Oh gosh there are so many for different reasons.
I would say A New Earth: Awakening to Your Life’s Purpose by Ekhart Tolle. It goes along again with this concept of being present and aware of your own thoughts and how your thoughts create your reality. It talks about being able to check yourself and control what you’re thinking so that you can have a more positive fulfilling reality.
What defines success?
Being who I authentically am, living my joy, and helping other people find theirs.
When is confidence lost?
I think confidence can be lost, but if you want to be successful you can’t lose it for very long.
The times I do lose confidence are when I have certain expectations of what I was going to be able to accomplish and I wasn’t able to. But I think one of my strong suits is that I look at every lesson as a blessing. I’ll give myself 24 hours. For 24 hours I’m going to cry it out, I’m going to sulk in my mood, I’m going to have a pity party and play the victim role, but then it’s like “Alright. I’m done. What am I going to do about it?”
Which buzzword is exhausted?
I guess “diversity and inclusion.” I think they’ve lost their meaning and their power. They’re just words at this point. They haven’t translated so much into action. Really what these words are saying is just “Be kind to other people. Love other people. Just see the humanity in everyone.” But they’re buzzwords now that people like to tack onto pledges like, “Oh, I’m down for the cause now.”
I guess another buzzword is definitely “woke.” People are like, “Oh, I’m woke now. I totally understand the injustices of the world da da da.” I think it’s diminishing the meaning because I don’t think the realization of injustices and inequities is really translating over into action and concrete changes.
What virtues do others have that you don’t?
Probably patience. Which is funny because I said that I’m empathetic. But I think patience. I have a very high standard that I hold myself to, and I think by consequence I tend to hold other people to that standard.
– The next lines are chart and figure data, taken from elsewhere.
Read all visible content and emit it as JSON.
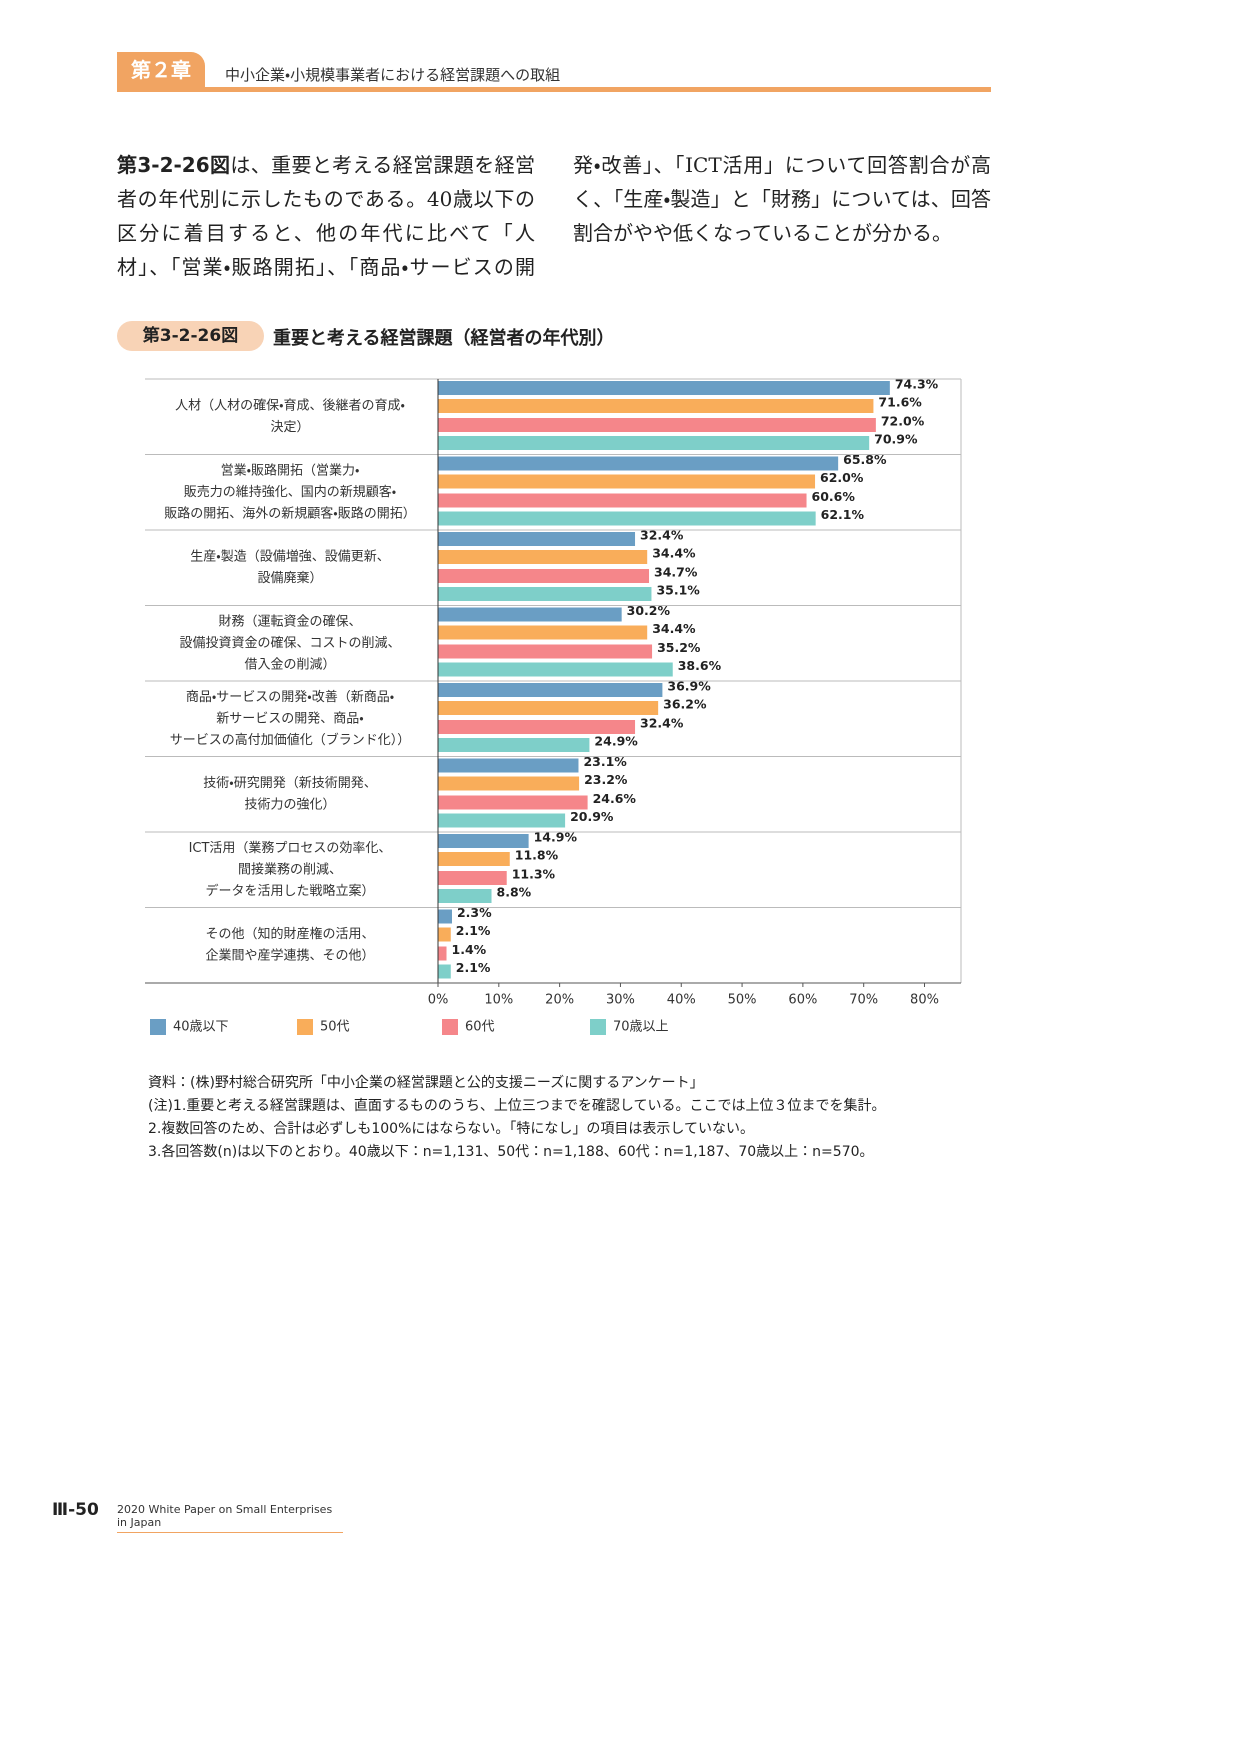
{
  "header": {
    "chapter": "第２章",
    "title": "中小企業・小規模事業者における経営課題への取組"
  },
  "body": {
    "lead": "第3-2-26図",
    "text": "は、重要と考える経営課題を経営者の年代別に示したものである。40歳以下の区分に着目すると、他の年代に比べて「人材」、「営業・販路開拓」、「商品・サービスの開発・改善」、「ICT活用」について回答割合が高く、「生産・製造」と「財務」については、回答割合がやや低くなっていることが分かる。"
  },
  "figure": {
    "number": "第3-2-26図",
    "title": "重要と考える経営課題（経営者の年代別）"
  },
  "chart_data": {
    "type": "bar",
    "orientation": "horizontal",
    "categories": [
      [
        "人材（人材の確保・育成、後継者の育成・",
        "決定）"
      ],
      [
        "営業・販路開拓（営業力・",
        "販売力の維持強化、国内の新規顧客・",
        "販路の開拓、海外の新規顧客・販路の開拓）"
      ],
      [
        "生産・製造（設備増強、設備更新、",
        "設備廃棄）"
      ],
      [
        "財務（運転資金の確保、",
        "設備投資資金の確保、コストの削減、",
        "借入金の削減）"
      ],
      [
        "商品・サービスの開発・改善（新商品・",
        "新サービスの開発、商品・",
        "サービスの高付加価値化（ブランド化））"
      ],
      [
        "技術・研究開発（新技術開発、",
        "技術力の強化）"
      ],
      [
        "ICT活用（業務プロセスの効率化、",
        "間接業務の削減、",
        "データを活用した戦略立案）"
      ],
      [
        "その他（知的財産権の活用、",
        "企業間や産学連携、その他）"
      ]
    ],
    "series": [
      {
        "name": "40歳以下",
        "color": "#6a9ec4",
        "values": [
          74.3,
          65.8,
          32.4,
          30.2,
          36.9,
          23.1,
          14.9,
          2.3
        ],
        "value_labels": [
          "74.3%",
          "65.8%",
          "32.4%",
          "30.2%",
          "36.9%",
          "23.1%",
          "14.9%",
          "2.3%"
        ]
      },
      {
        "name": "50代",
        "color": "#f9ad5a",
        "values": [
          71.6,
          62.0,
          34.4,
          34.4,
          36.2,
          23.2,
          11.8,
          2.1
        ],
        "value_labels": [
          "71.6%",
          "62.0%",
          "34.4%",
          "34.4%",
          "36.2%",
          "23.2%",
          "11.8%",
          "2.1%"
        ]
      },
      {
        "name": "60代",
        "color": "#f5868a",
        "values": [
          72.0,
          60.6,
          34.7,
          35.2,
          32.4,
          24.6,
          11.3,
          1.4
        ],
        "value_labels": [
          "72.0%",
          "60.6%",
          "34.7%",
          "35.2%",
          "32.4%",
          "24.6%",
          "11.3%",
          "1.4%"
        ]
      },
      {
        "name": "70歳以上",
        "color": "#7ecfc9",
        "values": [
          70.9,
          62.1,
          35.1,
          38.6,
          24.9,
          20.9,
          8.8,
          2.1
        ],
        "value_labels": [
          "70.9%",
          "62.1%",
          "35.1%",
          "38.6%",
          "24.9%",
          "20.9%",
          "8.8%",
          "2.1%"
        ]
      }
    ],
    "xlim": [
      0,
      86
    ],
    "xticks": [
      {
        "value": 0,
        "label": "0%"
      },
      {
        "value": 10,
        "label": "10%"
      },
      {
        "value": 20,
        "label": "20%"
      },
      {
        "value": 30,
        "label": "30%"
      },
      {
        "value": 40,
        "label": "40%"
      },
      {
        "value": 50,
        "label": "50%"
      },
      {
        "value": 60,
        "label": "60%"
      },
      {
        "value": 70,
        "label": "70%"
      },
      {
        "value": 80,
        "label": "80%"
      }
    ],
    "grid": false
  },
  "notes": [
    "資料：(株)野村総合研究所「中小企業の経営課題と公的支援ニーズに関するアンケート」",
    "(注)1.重要と考える経営課題は、直面するもののうち、上位三つまでを確認している。ここでは上位３位までを集計。",
    "2.複数回答のため、合計は必ずしも100%にはならない。「特になし」の項目は表示していない。",
    "3.各回答数(n)は以下のとおり。40歳以下：n=1,131、50代：n=1,188、60代：n=1,187、70歳以上：n=570。"
  ],
  "footer": {
    "page": "Ⅲ-50",
    "publication": "2020 White Paper on Small Enterprises in Japan"
  }
}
Sometimes I think I need to realize that everyone is on their own journey and everyone has to go through their own experiences to have their own set of realizations.
We all have our own life curriculum that we have to go through. Even though you want to interject yourself into someone’s story and try to fix it for them, they have to go through what they have to go through to have the breakthrough that they need to get to the next level of their lives.
So I think the attribute that I hope to have that other people have is patience for other peoples’ journeys.
What impact do you want to leave behind?
The impact I want to leave behind is that I helped other people become their most fully expressed selves. I helped them break the paradigm that this society has set in place– telling you that you must be this, or that you must do this by this age. Helping other people think for themselves and become critical thinkers with the end goal of helping them be fully realized beings.
What’s the biggest problem tech is failing to solve?
It’s my buzzword, for sure, which is diversity and inclusion. But I think a bigger problem is lack of empathy. Empathy is, like I said, being able to walk a day in another person’s shoes, and being able to see the world through their eyes. But empathy also promotes pro-social helping behavior. When you can actually feel something for another being then you’re more likely to help that person.
I feel like there are a lot of insular networks that exist. Like 92 percent of white social networks are white. It’s very similar for other demographics, but that’s by far the most insular. And so if you are not conversing with, hanging out with, really getting to know– even outside of work– people from different groups and walks of life, you’re not giving yourself a chance to feel empathy for them. By consequence when you get into the work place you’re not really thinking about them. You’re not thinking about them in your hiring practices, in your promotional practices, or in the products that you’re developing. I would say one of the biggest things it’s failing on is empathy and just seeing other people and valuing them and feeling for them.
Editorial Note: Answers edited for brevity and clarity.